XPayLabs exposes a RESTful API over HTTP. Every request uses a standard signed envelope format (`ReqPayload`), and every response follows a consistent structure (`R<T>`). This page covers the foundational concepts that apply across all endpoints.

## Base URL

All API requests target your self-hosted gateway via the nginx gateway.
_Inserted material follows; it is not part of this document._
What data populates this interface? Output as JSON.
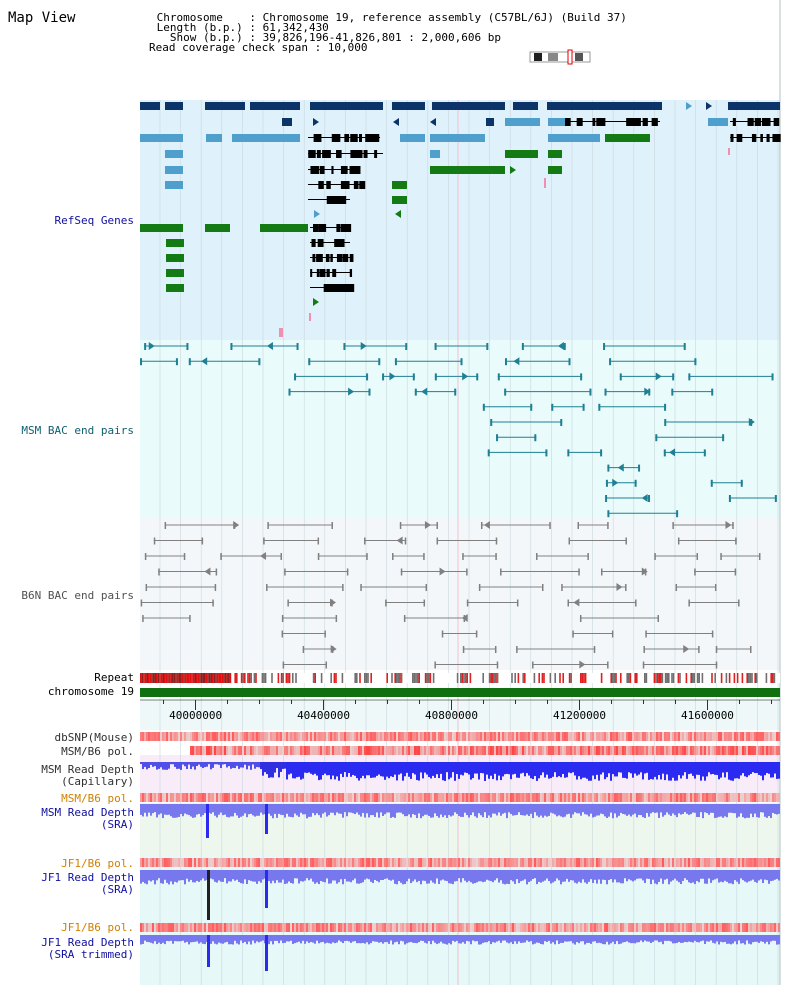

The default external port is `180`:

```
http://your-server:180/v1
```

If you are running behind a reverse proxy (Nginx, Caddy), use your configured HTTPS domain.

## Request Format

Every `POST` request must use the standard `ReqPayload<T>` envelope:

| Field       | Type    | Description                                            |
| ----------- | ------- | ------------------------------------------------------ |
| `sign`      | string  | HMAC-SHA256 signature of the stringified `data` object |
| `timestamp` | integer | Unix timestamp (seconds)                               |
| `nonce`     | string  | Unique request identifier                              |
| `data`      | object  | The actual request parameters                          |

```json theme={null}
{
  "sign": "a1b2c3d4e5f6...",
  "timestamp": 1717000000,
  "nonce": "550e8400-e29b-41d4-a716-446655440000",
  "data": {
    "amount": "100.00",
    "symbol": "USDT",
    "chain": "TRON"
  }
}
```

See the [Authentication](/api-reference/authentication) page for details on computing the `sign` value.

## Response Format

All responses use the standard `R<T>` envelope:

```json theme={null}
{
  "code": 200,
  "msg": "success",
  "data": { ... }
}
```

| Field  | Type    | Description                                       |
| ------ | ------- | ------------------------------------------------- |
| `code` | integer | HTTP status code (200 on success)                 |
| `msg`  | string  | Status message (`"success"` or error description) |
| `data` | object  | The response payload (varies by endpoint)         |

### Error Response

```json theme={null}
{
  "code": 400,
  "msg": "The amount cannot be left blank.",
  "data": null
}
```

## Authentication

All requests must be signed with your merchant token using HMAC-SHA256. There are no Bearer tokens or cookies involved. The merchant token is configured in your gateway and never transmitted over the network. See the [Authentication](/api-reference/authentication) page for the full signing reference.

## HTTP Methods

| Method | Use                                    |
| ------ | -------------------------------------- |
| `POST` | Create a resource (collection, payout) |
| `GET`  | Retrieve a resource or list            |

## Rate Limits

Rate limits are configurable per merchant in the gateway configuration. Defaults:

| Endpoint                          | Limit                             |
| --------------------------------- | --------------------------------- |
| `POST /v1/order/createCollection` | 100 requests per 10 seconds       |
| `POST /v1/order/createPayout`     | 100 requests per 10 seconds       |
| `GET /v1/order/status/{orderId}`  | 1000 requests per 10 seconds      |
| `GET /v1/order/pay`               | 2 requests per second per orderId |
| `GET /v1/order/getOrderStatus`    | 2 requests per second per orderId |
| `GET /v1/symbol/supportSymbols`   | 50 requests per 10 seconds        |

Exceeding the limit returns a `429 Too Many Requests` response.

## Amounts

All monetary amounts are expressed as **string-formatted decimals** (e.g., `"100.00"` for 100 USDT). The number of decimal places depends on the token's configured decimals — USDT uses 2 decimal places on most chains (shown as `"100.00"`), while the internal representation uses the token's native decimals.